Decide whether to file a claim
If a collision was your fault and the damage looks small, it’s tempting to attempt to pay for the other person's repairs. But it might be a lot more expensive than you imagine.

Some insurance companies allow “accident forgiveness,” which means your at-fault accident may not end in higher premiums. If you don’t have this, prepare for a premium rate increase that could last years.

When the collision isn’t your fault, the other operator's insurance should step up. You might be able to apply your own insurance upfront.

Collision coverage: Filing a claim might mean quicker service but might also mean spending money on a deductible. Your insurer will presumably ask the other driver’s insurance company for compensation and then refund you any deductible. In addition, you could instantly take advantage of rental car reimbursement coverage, if you have it of course.
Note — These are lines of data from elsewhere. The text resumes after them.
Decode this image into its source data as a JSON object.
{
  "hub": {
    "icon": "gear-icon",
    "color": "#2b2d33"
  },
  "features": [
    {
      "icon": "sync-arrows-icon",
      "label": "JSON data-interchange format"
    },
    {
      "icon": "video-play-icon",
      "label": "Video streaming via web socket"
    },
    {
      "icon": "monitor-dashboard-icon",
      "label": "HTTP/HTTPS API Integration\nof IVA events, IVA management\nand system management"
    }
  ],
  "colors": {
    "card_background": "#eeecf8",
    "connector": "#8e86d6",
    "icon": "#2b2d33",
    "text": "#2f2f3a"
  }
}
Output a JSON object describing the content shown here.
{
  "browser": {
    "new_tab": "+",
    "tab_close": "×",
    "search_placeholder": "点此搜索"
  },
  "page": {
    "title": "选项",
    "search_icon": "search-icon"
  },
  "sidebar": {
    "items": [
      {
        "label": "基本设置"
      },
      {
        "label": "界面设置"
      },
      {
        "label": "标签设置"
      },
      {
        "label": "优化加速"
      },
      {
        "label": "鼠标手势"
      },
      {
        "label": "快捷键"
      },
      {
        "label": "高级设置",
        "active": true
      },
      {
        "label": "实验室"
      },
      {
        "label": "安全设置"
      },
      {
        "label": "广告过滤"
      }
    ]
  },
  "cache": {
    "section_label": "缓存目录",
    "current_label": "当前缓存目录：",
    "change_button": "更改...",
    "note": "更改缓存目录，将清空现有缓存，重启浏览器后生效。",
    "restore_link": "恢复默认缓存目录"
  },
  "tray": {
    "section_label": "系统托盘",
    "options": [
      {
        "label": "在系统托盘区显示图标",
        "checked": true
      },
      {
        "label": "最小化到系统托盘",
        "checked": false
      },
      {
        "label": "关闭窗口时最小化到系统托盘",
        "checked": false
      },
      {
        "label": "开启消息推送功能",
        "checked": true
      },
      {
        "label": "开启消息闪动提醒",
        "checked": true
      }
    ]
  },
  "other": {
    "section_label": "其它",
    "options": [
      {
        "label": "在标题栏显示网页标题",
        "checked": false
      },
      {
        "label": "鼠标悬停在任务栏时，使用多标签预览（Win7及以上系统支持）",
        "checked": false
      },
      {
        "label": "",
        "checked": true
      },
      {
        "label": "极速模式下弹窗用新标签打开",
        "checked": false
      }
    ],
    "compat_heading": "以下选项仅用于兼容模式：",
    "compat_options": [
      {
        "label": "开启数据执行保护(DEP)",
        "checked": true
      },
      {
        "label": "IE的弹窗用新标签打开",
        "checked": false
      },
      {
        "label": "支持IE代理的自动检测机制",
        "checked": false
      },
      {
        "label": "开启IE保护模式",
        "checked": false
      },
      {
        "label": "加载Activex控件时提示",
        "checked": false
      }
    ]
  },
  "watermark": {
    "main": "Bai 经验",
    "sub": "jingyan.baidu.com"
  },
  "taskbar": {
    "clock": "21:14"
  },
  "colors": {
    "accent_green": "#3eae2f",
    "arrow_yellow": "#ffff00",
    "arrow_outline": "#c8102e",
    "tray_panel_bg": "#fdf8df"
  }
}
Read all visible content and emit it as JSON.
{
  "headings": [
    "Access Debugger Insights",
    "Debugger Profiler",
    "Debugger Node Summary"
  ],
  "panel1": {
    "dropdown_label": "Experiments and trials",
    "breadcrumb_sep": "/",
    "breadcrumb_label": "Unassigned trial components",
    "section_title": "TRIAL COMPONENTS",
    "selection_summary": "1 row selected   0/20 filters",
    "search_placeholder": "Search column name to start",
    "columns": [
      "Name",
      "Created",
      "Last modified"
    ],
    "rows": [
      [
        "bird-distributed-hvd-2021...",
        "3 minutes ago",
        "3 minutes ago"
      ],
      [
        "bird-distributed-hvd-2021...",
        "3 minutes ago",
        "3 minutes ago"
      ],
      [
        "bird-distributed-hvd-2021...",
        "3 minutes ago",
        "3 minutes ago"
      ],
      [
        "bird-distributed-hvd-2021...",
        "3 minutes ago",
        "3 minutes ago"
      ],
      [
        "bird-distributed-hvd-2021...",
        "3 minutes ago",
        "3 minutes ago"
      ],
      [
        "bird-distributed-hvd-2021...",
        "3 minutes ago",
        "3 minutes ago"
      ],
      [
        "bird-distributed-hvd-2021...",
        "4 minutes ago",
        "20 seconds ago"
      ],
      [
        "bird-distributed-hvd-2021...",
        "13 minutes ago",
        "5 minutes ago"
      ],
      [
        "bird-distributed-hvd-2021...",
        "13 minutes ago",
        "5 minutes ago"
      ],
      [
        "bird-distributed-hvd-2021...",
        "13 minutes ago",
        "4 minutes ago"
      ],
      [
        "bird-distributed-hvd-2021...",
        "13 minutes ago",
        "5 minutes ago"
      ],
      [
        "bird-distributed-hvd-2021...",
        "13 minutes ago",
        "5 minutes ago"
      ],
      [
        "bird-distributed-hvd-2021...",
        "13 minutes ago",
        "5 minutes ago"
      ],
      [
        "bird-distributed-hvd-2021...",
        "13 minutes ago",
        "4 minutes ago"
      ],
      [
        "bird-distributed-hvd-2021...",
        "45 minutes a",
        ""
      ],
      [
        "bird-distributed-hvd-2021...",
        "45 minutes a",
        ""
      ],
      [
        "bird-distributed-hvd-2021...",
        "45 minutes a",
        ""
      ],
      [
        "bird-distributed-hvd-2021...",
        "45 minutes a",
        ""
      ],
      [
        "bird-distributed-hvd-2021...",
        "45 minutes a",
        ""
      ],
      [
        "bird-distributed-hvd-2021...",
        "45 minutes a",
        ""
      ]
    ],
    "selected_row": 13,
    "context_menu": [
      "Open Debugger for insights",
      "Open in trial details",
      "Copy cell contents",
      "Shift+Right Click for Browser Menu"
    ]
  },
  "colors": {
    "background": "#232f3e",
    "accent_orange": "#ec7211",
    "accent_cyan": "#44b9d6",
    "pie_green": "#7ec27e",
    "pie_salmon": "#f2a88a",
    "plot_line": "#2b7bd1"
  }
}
Nevertheless, deductible reimbursement can take a while (up to months), and there’s no promise that you’ll get it back.

PIP or medical payments coverage: You can apply the same process of filing an injury claim through your own insurance. You would still have the right to sue for serious injuries you may have suffered.

The other driver’s insurance company will examine and find out whether its client was responsible. After that, you’ll either be asked to get an estimate, or an insurance adjuster will evaluate the damage. You’ll also get a rental car until your own transportation is fixed.

The company will also include your medical costs except if you live in a no-fault state that is. But in both cases, you’ll be compensated only up to the liability coverage limits your company offers.

Just surviving an auto accident can feel like a success. But don’t let your post-crash shock divert you from taking care of important business, both at the accident scene and in dealing with insurance problems. Don't forget to contact an experienced lawyer to answer your questions.